I am new to both python and nltk. I have converted the code from https://gist.github.com/alexbowe/879414 to the below given code to make it run for many documents/text chunks. But I got the following error

 Traceback (most recent call last):
 File "E:/NLP/PythonProgrames/NPExtractor/AdvanceMain.py", line 16, in    <module>
  result = np_extractor.extract()
 File "E:\NLP\PythonProgrames\NPExtractor\NPExtractorAdvanced.py", line 67,   in extract
 for term in terms:
File "E:\NLP\PythonProgrames\NPExtractor\NPExtractorAdvanced.py", line 60, in get_terms
 for leaf in self.leaves(tree):
 TypeError: leaves() takes 1 positional argument but 2 were given

任何人都可以帮助我解决此问题.我必须从数以百万计的产品评论中提取名词短语.我使用Java使用Standford NLP套件,但速度非常慢,因此我认为在python中使用nltk会更好.如果有更好的解决方案,也请提出建议.

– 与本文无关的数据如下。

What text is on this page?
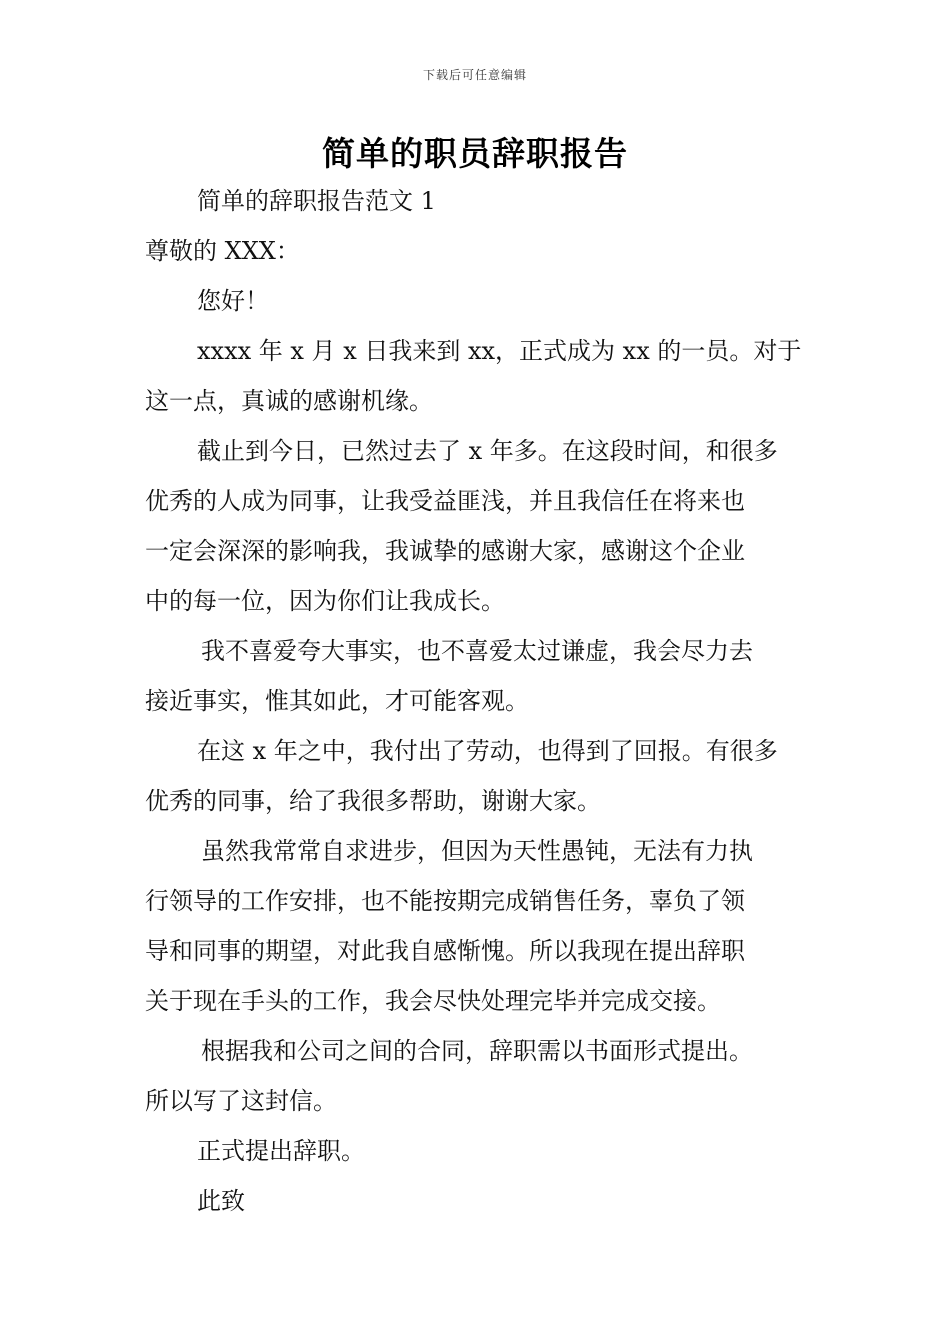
下载后可任意编辑
简单的职员辞职报告
简单的辞职报告范文 1
尊敬的 XXX：
您好！
xxxx 年 x 月 x 日我来到 xx，正式成为 xx 的一员。对于
这一点，真诚的感谢机缘。
截止到今日，已然过去了 x 年多。在这段时间，和很多
优秀的人成为同事，让我受益匪浅，并且我信任在将来也
一定会深深的影响我，我诚挚的感谢大家，感谢这个企业
中的每一位，因为你们让我成长。
我不喜爱夸大事实，也不喜爱太过谦虚，我会尽力去
接近事实，惟其如此，才可能客观。
在这 x 年之中，我付出了劳动，也得到了回报。有很多
优秀的同事，给了我很多帮助，谢谢大家。
虽然我常常自求进步，但因为天性愚钝，无法有力执
行领导的工作安排，也不能按期完成销售任务，辜负了领
导和同事的期望，对此我自感惭愧。所以我现在提出辞职
关于现在手头的工作，我会尽快处理完毕并完成交接。
根据我和公司之间的合同，辞职需以书面形式提出。
所以写了这封信。
正式提出辞职。
此致
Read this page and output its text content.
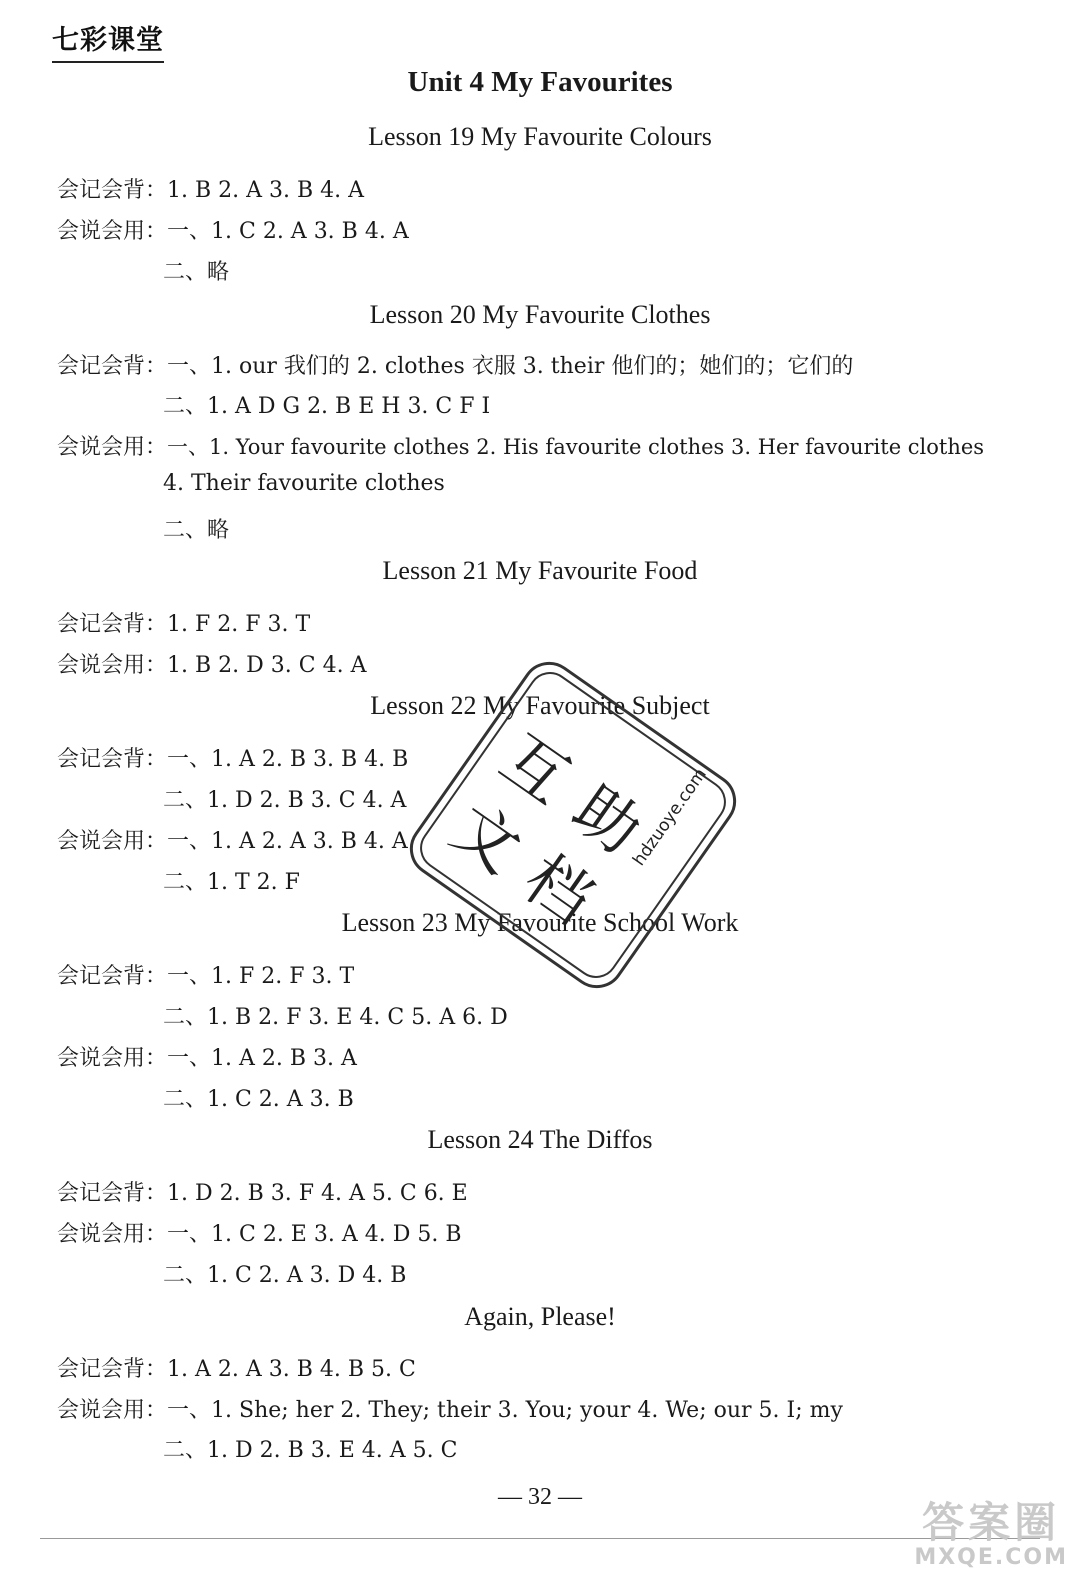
七彩课堂
Unit 4 My Favourites
Lesson 19 My Favourite Colours
会记会背：1. B 2. A 3. B 4. A
会说会用：一、1. C 2. A 3. B 4. A
二、略
Lesson 20 My Favourite Clothes
会记会背：一、1. our 我们的 2. clothes 衣服 3. their 他们的；她们的；它们的
二、1. A D G 2. B E H 3. C F I
会说会用：一、1. Your favourite clothes 2. His favourite clothes 3. Her favourite clothes
4. Their favourite clothes
二、略
Lesson 21 My Favourite Food
会记会背：1. F 2. F 3. T
会说会用：1. B 2. D 3. C 4. A
Lesson 22 My Favourite Subject
会记会背：一、1. A 2. B 3. B 4. B
二、1. D 2. B 3. C 4. A
会说会用：一、1. A 2. A 3. B 4. A
二、1. T 2. F
Lesson 23 My Favourite School Work
会记会背：一、1. F 2. F 3. T
二、1. B 2. F 3. E 4. C 5. A 6. D
会说会用：一、1. A 2. B 3. A
二、1. C 2. A 3. B
Lesson 24 The Diffos
会记会背：1. D 2. B 3. F 4. A 5. C 6. E
会说会用：一、1. C 2. E 3. A 4. D 5. B
二、1. C 2. A 3. D 4. B
Again, Please!
会记会背：1. A 2. A 3. B 4. B 5. C
会说会用：一、1. She; her 2. They; their 3. You; your 4. We; our 5. I; my
二、1. D 2. B 3. E 4. A 5. C
互
助
文
档
hdzuoye.com
— 32 —
答案圈
MXQE.COM
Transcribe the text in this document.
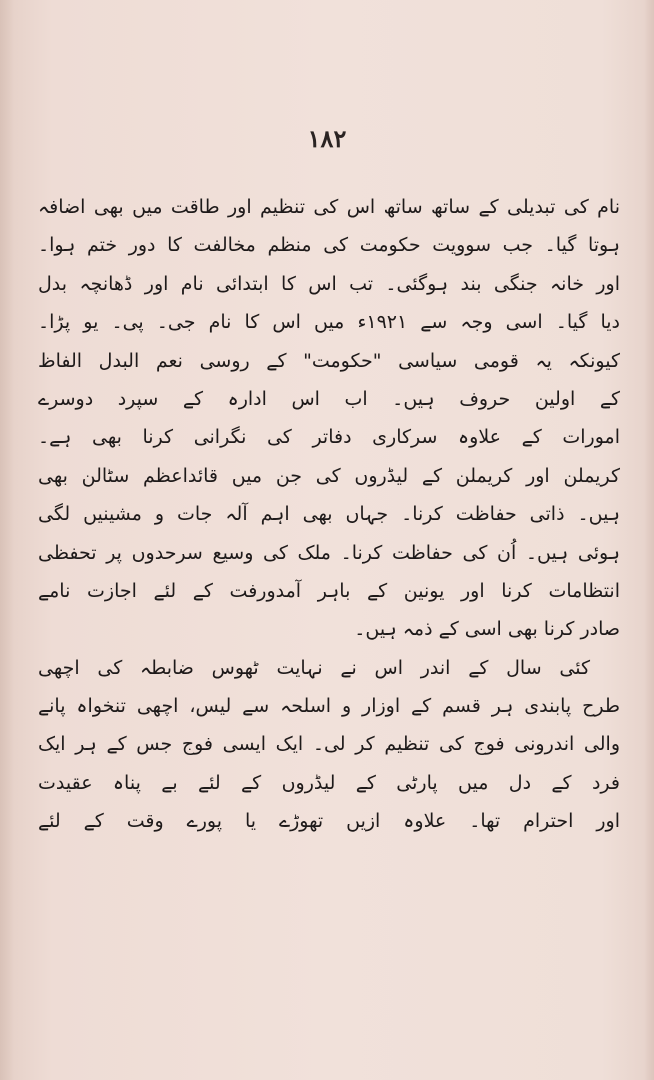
۱۸۲
نام کی تبدیلی کے ساتھ ساتھ اس کی تنظیم اور طاقت میں بھی اضافہ
ہوتا گیا۔ جب سوویت حکومت کی منظم مخالفت کا دور ختم ہوا۔
اور خانہ جنگی بند ہوگئی۔ تب اس کا ابتدائی نام اور ڈھانچہ بدل
دیا گیا۔ اسی وجہ سے ۱۹۲۱ء میں اس کا نام جی۔ پی۔ یو پڑا۔
کیونکہ یہ قومی سیاسی "حکومت" کے روسی نعم البدل الفاظ
کے اولین حروف ہیں۔ اب اس ادارہ کے سپرد دوسرے
امورات کے علاوہ سرکاری دفاتر کی نگرانی کرنا بھی ہے۔
کریملن اور کریملن کے لیڈروں کی جن میں قائداعظم سٹالن بھی
ہیں۔ ذاتی حفاظت کرنا۔ جہاں بھی اہم آلہ جات و مشینیں لگی
ہوئی ہیں۔ اُن کی حفاظت کرنا۔ ملک کی وسیع سرحدوں پر تحفظی
انتظامات کرنا اور یونین کے باہر آمدورفت کے لئے اجازت نامے
صادر کرنا بھی اسی کے ذمہ ہیں۔
کئی سال کے اندر اس نے نہایت ٹھوس ضابطہ کی اچھی
طرح پابندی ہر قسم کے اوزار و اسلحہ سے لیس، اچھی تنخواہ پانے
والی اندرونی فوج کی تنظیم کر لی۔ ایک ایسی فوج جس کے ہر ایک
فرد کے دل میں پارٹی کے لیڈروں کے لئے بے پناہ عقیدت
اور احترام تھا۔ علاوہ ازیں تھوڑے یا پورے وقت کے لئے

Can any one help me to fix this problem. I have to extract noun phrases from millions of product reviews. I used Standford NLP kit using Java, but it was extremely slow, so I thought using nltk in python will be better. Please also recommend if there is any better solution.

import nltk
from nltk.corpus import stopwords
stopwords = stopwords.words('english')
grammar = r"""
 NBAR:
    {<NN.*|JJ>*<NN.*>}  # Nouns and Adjectives, terminated with Nouns
 NP:
    {<NBAR>}
    {<NBAR><IN><NBAR>}  # Above, connected with in/of/etc...
"""
   lemmatizer = nltk.WordNetLemmatizer()
   stemmer = nltk.stem.porter.PorterStemmer()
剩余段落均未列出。